No segundo caso, y ≠ y, e portanto y, ao declarar que A ≠ A, afirma precisamente que A = A, de modo que a suposta lógica paradoxal não é paradoxal de maneira alguma e sim é apenas um disfarce verbal da boa e velha lógica de identidade.

Mais gravemente ainda, a auto-supressão da lógica paradoxal se estenderia até mesmo aos sinais = e ≠, os quais, não podendo ser iguais a si mesmos, teriam de ser iguais a seus contraditórios, mas nem isto poderiam ser de maneira firme e constante, já que, a cada vez que se afirmasse que um deles é o outro, esta mesma afirmação, no ato, se transfiguraria na sua contraditória.

Para ser possível, a lógica paradoxal exige portanto que ela própria jamais seja examinada — nem à luz de suas próprias regras, das quais sua enunciação constitui imediatamente o desmentido, nem à luz da lógica de identidade, que ela impugna. A lógica paradoxal só pode ser concebida com base numa proibição de examinar. Não é uma lógica, é um ato de magia evocatória que, instaurando-se por um “ukase” (para quem não sabe: decreto do tzar), subsiste pela obediência atônita daqueles que estejam dispostos a submeter-se a todas as humilhações por puro ódio ao princípio de identidade.

O efeito paralisante que esse tipo de jogo mental exerce sobre a intuição lógica é manifesto. Quem quer que admita levar a sério um discurso lógico que só pode ser sustentado contra a própria intuição direta das condições reais em que o discurso é enunciado consente em tornar-se cobaia de um exercício de esquizofrenia experimental, que, tornado hábito, resultará na completa ruptura entre pensar e conhecer.

Vale a pena submeter-se a esse risco em nome de rancor extravagante e artificioso voltado contra um princípio abstrato? Para atinar com a inspiração gnóstica e demoníaca da qual nasce a tentação de expor-se a esse risco, basta lembrar aquilo que Schelling, um grande filósofo não inteiramente isento de contaminação gnóstica, mas sincero e limpo demais para não rejeitar in extremis a “morte de Deus” a que ela conduz inelutavelmente, declarou a respeito: “Não desprezeis o princípio de identidade, porque, bem compreendido, o princípio de identidade é Deus.”

Não há desvario a que o ódio a Deus não possa conduzir, seja na esfera do totalitarismo político, seja na do totalitarismo intelectual, mais inofensivo só em aparência.

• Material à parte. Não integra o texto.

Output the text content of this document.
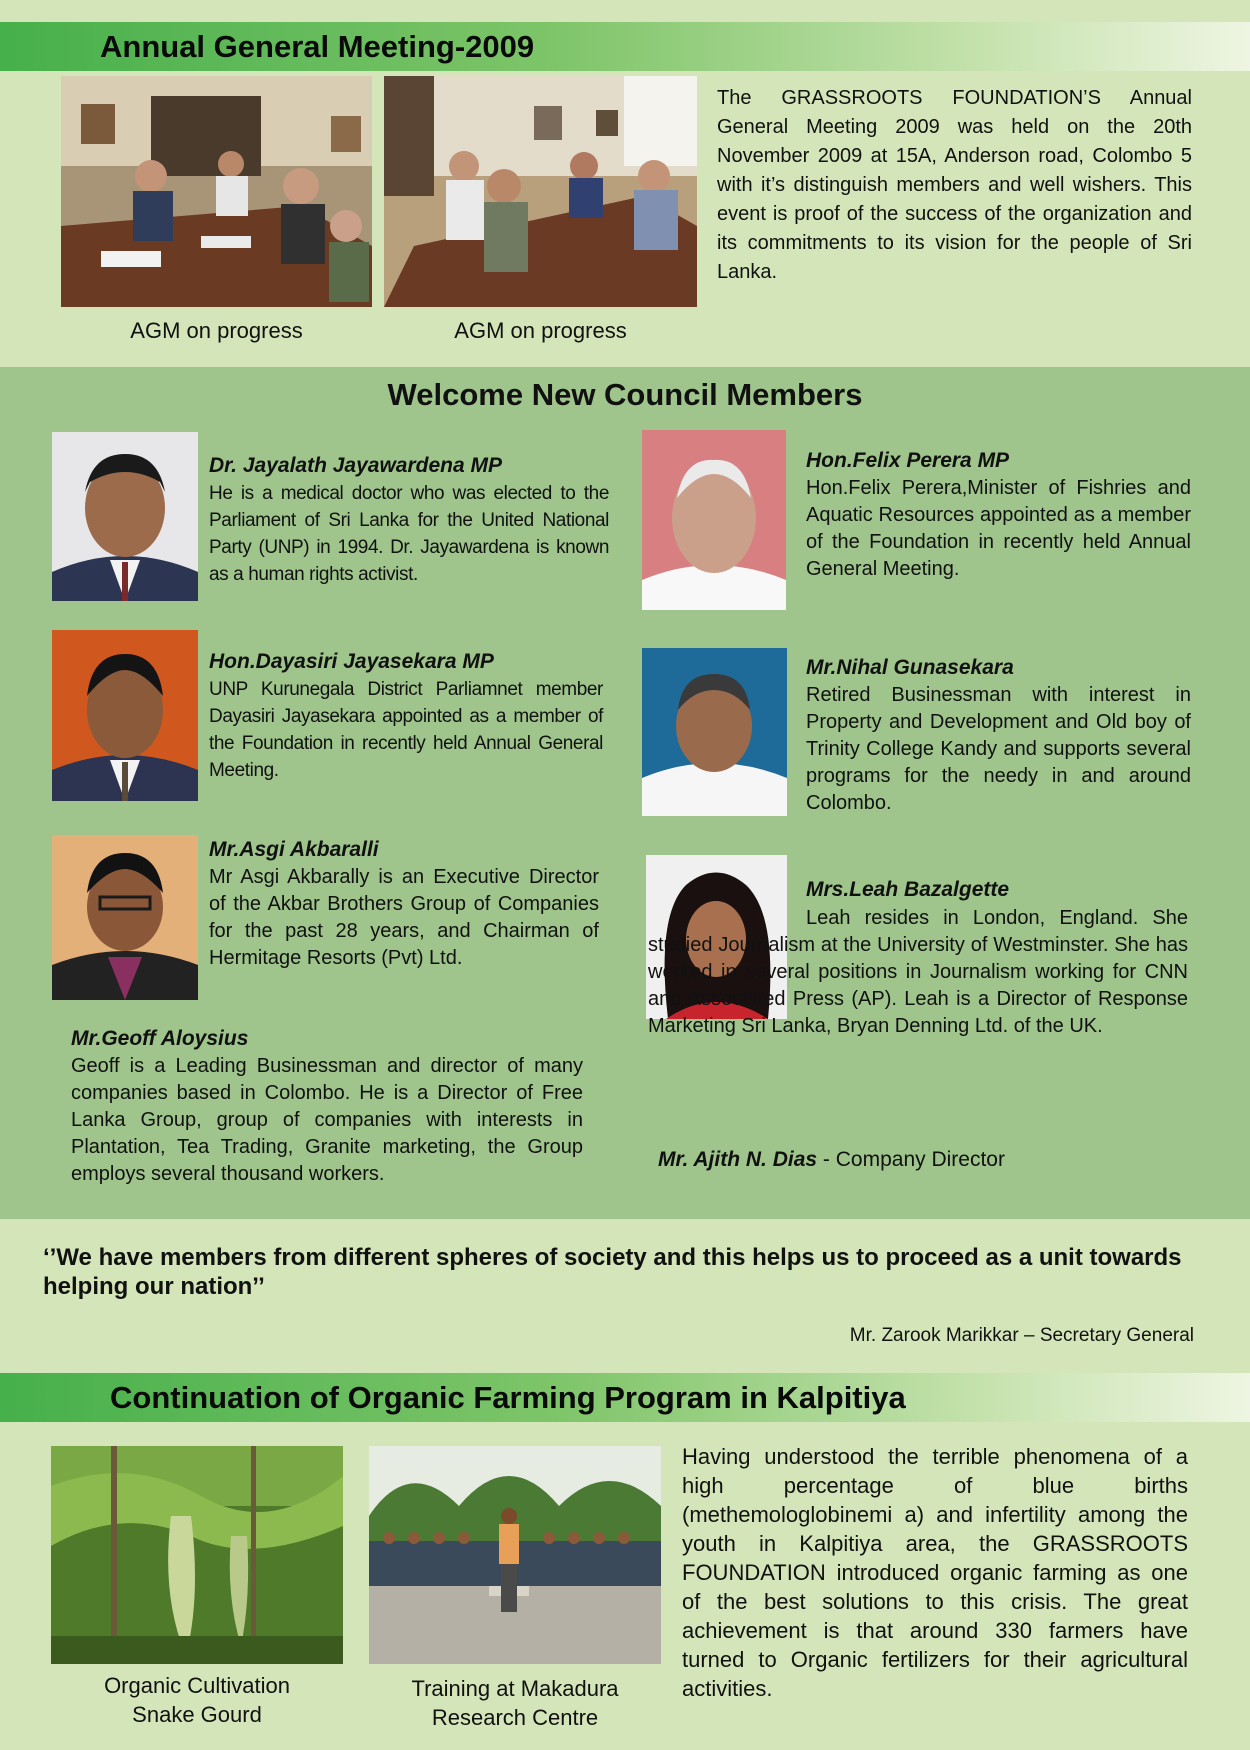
Annual General Meeting-2009
AGM on progress	AGM on progress
The GRASSROOTS FOUNDATION’S Annual General Meeting 2009 was held on the 20th November 2009 at 15A, Anderson road, Colombo 5 with it’s distinguish members and well wishers. This event is proof of the success of the organization and its commitments to its vision for the people of Sri Lanka.
Welcome New Council Members
Dr. Jayalath Jayawardena MP
He is a medical doctor who was elected to the Parliament of Sri Lanka for the United National Party (UNP) in 1994. Dr. Jayawardena is known as a human rights activist.
Hon.Felix Perera MP
Hon.Felix Perera,Minister of Fishries and Aquatic Resources appointed as a member of the Foundation in recently held Annual General Meeting.
Hon.Dayasiri Jayasekara MP
UNP Kurunegala District Parliamnet member Dayasiri Jayasekara appointed as a member of the Foundation in recently held Annual General Meeting.
Mr.Nihal Gunasekara
Retired Businessman with interest in Property and Development and Old boy of Trinity College Kandy and supports several programs for the needy in and around Colombo.
Mr.Asgi Akbaralli
Mr Asgi Akbarally is an Executive Director of the Akbar Brothers Group of Companies for the past 28 years, and Chairman of Hermitage Resorts (Pvt) Ltd.
Mrs.Leah Bazalgette
Leah resides in London, England. She studied Journalism at the University of Westminster. She has worked in several positions in Journalism working for CNN and Associated Press (AP). Leah is a Director of Response Marketing Sri Lanka, Bryan Denning Ltd. of the UK.
Mr.Geoff Aloysius
Geoff is a Leading Businessman and director of many companies based in Colombo. He is a Director of Free Lanka Group, group of companies with interests in Plantation, Tea Trading, Granite marketing, the Group employs several thousand workers.
Mr. Ajith N. Dias - Company Director
‘’We have members from different spheres of society and this helps us to proceed as a unit towards helping our nation’’
Mr. Zarook Marikkar – Secretary General
Continuation of Organic Farming Program in Kalpitiya
Organic Cultivation
Snake Gourd
Training at Makadura
Research Centre
Having understood the terrible phenomena of a high percentage of blue births (methemologlobinemi a) and infertility among the youth in Kalpitiya area, the GRASSROOTS FOUNDATION introduced organic farming as one of the best solutions to this crisis. The great achievement is that around 330 farmers have turned to Organic fertilizers for their agricultural activities.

PS — Nunca me encontrei com Evandro Carlos de Andrade. Toda a convivência que tive com ele foi por e-mail e telefone. No entanto, se existiu na imprensa brasileira alguém que ajudou a restaurar minha confiança na dignidade da profissão jornalística, foi ele. Foi ele que, no confronto desigual entre os mandarins da SBPC e um ilustre desconhecido, em 1995, abriu generosamente o espaço do GLOBO para que a parte mais fraca se defendesse e acabasse obtendo, em resultado, a mais improvável das vitórias. Nunca me esqueci dessa demonstração de exemplar decência, a que se seguiram muitas outras, consolidando minha admiração por um colega distante cuja fisionomia, até agora, nem sequer imagino.

Goethe afirmava que três qualidades resumem o dever do homem sobre a Terra: ser digno, prestativo e bom. Evandro não apenas foi tudo isso, mas soube sê-lo para com um desconhecido, do qual nada podia esperar.